Operating Sustainably

Low Impact Harvests

 

Remember those heady days a decade ago, when Green Circle and Dixie Pellets were the first two mills to start up in 2008? And soon after a stream of similar projects were announced, kicked around and in some cases greenlighted, leading to today’s industry that features almost 20 export pellet mills scattered from Virginia to Texas in close proximity to Gulf and Mid Atlantic ports. The industry’s annual production is approaching 5 million tons with a collective annual capacity of 6 million tons.

As with any major natural resource-based industrial expansion, there’s bound to be critical assessments from environmental groups, and the pellet industry has seen its share of ginned-up controversy from groups such as the Dogwood Alliance, which has made the most noise over pellet industry harvesting practices.

“For as long as I’ve been in the business, we have had these groups that hate the idea of industrial forestry,” says Dean McCraw, consulting forester and owner of McCraw Energy, who’s worked in Southern fiber management for decades. “I never understood their campaign of lies and hatred for the industry, as the alternative to forestry is what?”

Research released in 2017 and supported by the U.S. Dept. of Energy’s Oak Ridge National Laboratory Center for BioEnergy Sustainability and other groups has shown the pellet industry, after a decade of operation and growth, is quite sustainable.

One paper, “Status and prospects for renewable energy using wood pellets from the southeastern United States,” covered a mountain of scientific studies and literature related to the question.

Findings show that pellet production accounted for only 2% of total tree harvest removals in 2014. Additional data shows pellet exports account for less than 1% of U.S. forest products by weight and less than .5% of total export value.

Enviva
A decade after the first export pellet plant started up, recent research shows the industry operates sustainably.

The research also shows that the biggest threat to Southern U.S. timber inventories isn’t logging, it’s land conversion to other uses. While logging can produce short-term loss of carbon stock and habitat alteration, responsible management is always preferable to non-forest conversion. .

Pellet production also provides a key market input by creating demand for lower value timber, which in turn gives landowners more incentive to manage for timber.

With the Forest Service projecting up to a 10% decline in forest area in the Southeastern U.S. by 2060 due to population growth, urban development and conversion to agricultural use, it’s important for landowners to have motivation to retain forested land, researchers say.

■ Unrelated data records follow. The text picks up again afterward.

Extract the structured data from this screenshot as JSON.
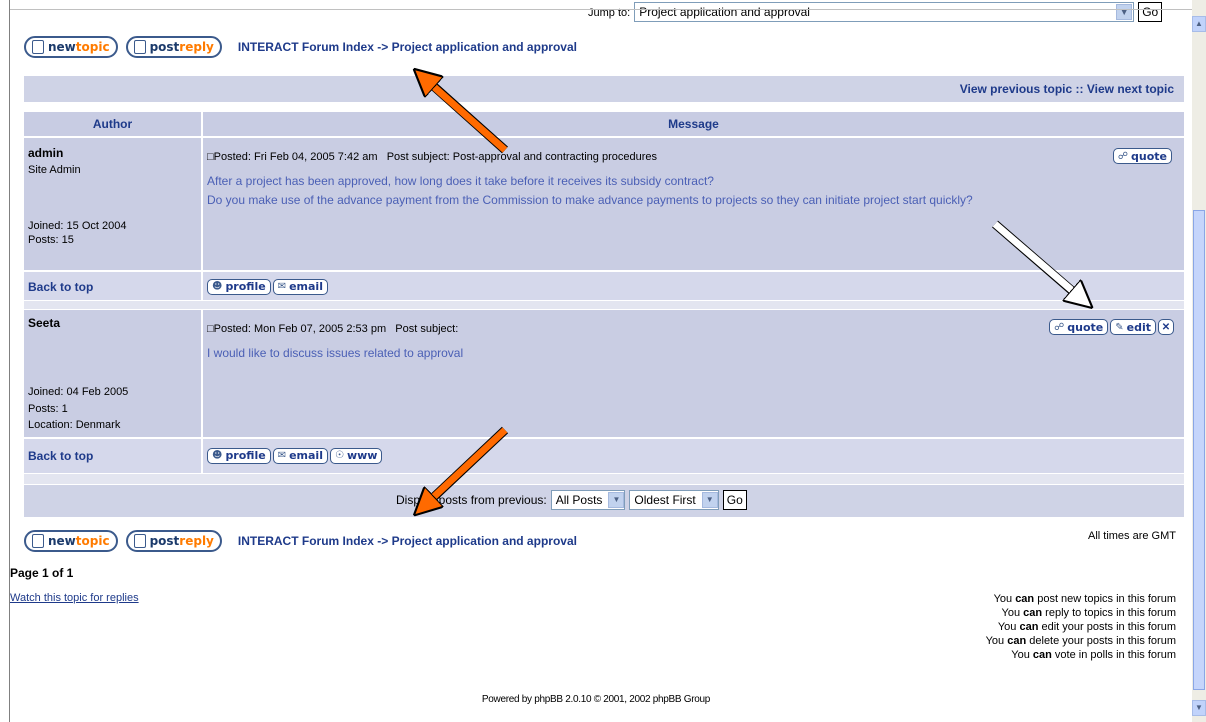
{
  "jump": {
    "label": "Jump to:",
    "value": "Project application and approval",
    "go": "Go"
  },
  "nav": {
    "new_topic": [
      "new",
      "topic"
    ],
    "post_reply": [
      "post",
      "reply"
    ],
    "forum_index": "INTERACT Forum Index",
    "sep": " -> ",
    "forum_name": "Project application and approval"
  },
  "topic_nav": {
    "prev": "View previous topic",
    "sep": " :: ",
    "next": "View next topic"
  },
  "table_headers": {
    "author": "Author",
    "message": "Message"
  },
  "posts": [
    {
      "author": "admin",
      "rank": "Site Admin",
      "joined": "Joined: 15 Oct 2004",
      "posts": "Posts: 15",
      "location": "",
      "posted": "Posted: Fri Feb 04, 2005 7:42 am",
      "subject_label": "Post subject:",
      "subject": "Post-approval and contracting procedures",
      "body_lines": [
        "After a project has been approved, how long does it take before it receives its subsidy contract?",
        "Do you make use of the advance payment from the Commission to make advance payments to projects so they can initiate project start quickly?"
      ],
      "buttons": [
        "quote"
      ],
      "footer_buttons": [
        "profile",
        "email"
      ]
    },
    {
      "author": "Seeta",
      "rank": "",
      "joined": "Joined: 04 Feb 2005",
      "posts": "Posts: 1",
      "location": "Location: Denmark",
      "posted": "Posted: Mon Feb 07, 2005 2:53 pm",
      "subject_label": "Post subject:",
      "subject": "",
      "body_lines": [
        "I would like to discuss issues related to approval"
      ],
      "buttons": [
        "quote",
        "edit"
      ],
      "footer_buttons": [
        "profile",
        "email",
        "www"
      ]
    }
  ],
  "back_to_top": "Back to top",
  "display": {
    "label": "Display posts from previous:",
    "range": "All Posts",
    "order": "Oldest First",
    "go": "Go"
  },
  "timezone": "All times are GMT",
  "page": "Page 1 of 1",
  "watch": "Watch this topic for replies",
  "permissions": [
    [
      "You ",
      "can",
      " post new topics in this forum"
    ],
    [
      "You ",
      "can",
      " reply to topics in this forum"
    ],
    [
      "You ",
      "can",
      " edit your posts in this forum"
    ],
    [
      "You ",
      "can",
      " delete your posts in this forum"
    ],
    [
      "You ",
      "can",
      " vote in polls in this forum"
    ]
  ],
  "footer": "Powered by phpBB 2.0.10 © 2001, 2002 phpBB Group",
  "colors": {
    "header_bar": "#c8cce3",
    "link": "#1e3a8a",
    "post_text": "#4a5fb5",
    "arrow": "#ff6a00"
  }
}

Researchers note that in response to future forest product market conditions landowners could go to shorter rotations, higher density planting or more frequent thinning that could affect carbon stock levels, but to date there’s no evidence of any change in stocking density trends according to Forest Service data for counties in areas of high pellet production.

Researchers also report that prices for bioenergy feedstocks are unlikely to increase enough to drive major shifts in forest management because low-cost biomass is plentiful across the globe.

One indirect benefit of pellet demand is closer review of current practices by all stakeholders involved in the industry, and an ongoing monitoring of the effects of pellet industry harvests to ensure confidence in forest and habitat management systems.

In its final conclusion on the prospects of using Southeastern wood pellets for renewable energy, researchers stated “The balance of evidence... suggests that current levels of wood pellet production in the SE USA have had a benign effect on forest ecosystem services.”

Another research study supported by the same groups looked at Forest Service Forest Inventory and Analysis annual survey data for two timber regions supplying pellet wood to mills feeding the ports of Chesapeake, Va. and Savannah, Ga., from 2002-2014.

Both recorded timber inventory increases during that time, including more timber and plantation volume on the Chesapeake area, and larger carbon pools and more areas with large timber in the Savannah area. According to the study, “These results show that benefits accrue when sustainable forest management provides wood pellets for energy that keep fossil fuel in the ground.”

According to Seth Ginther, Executive Director of the U.S. Industrial Pellet Assn. (USIPA), “The industrial pellet industry has tapped into an underutilized natural resource in the U.S. South and developed a sustainable, innovative supply chain that can take this raw material and deliver it to the world in the form of densified renewable fuel that provides a low-carbon, baseload substitute for coal.”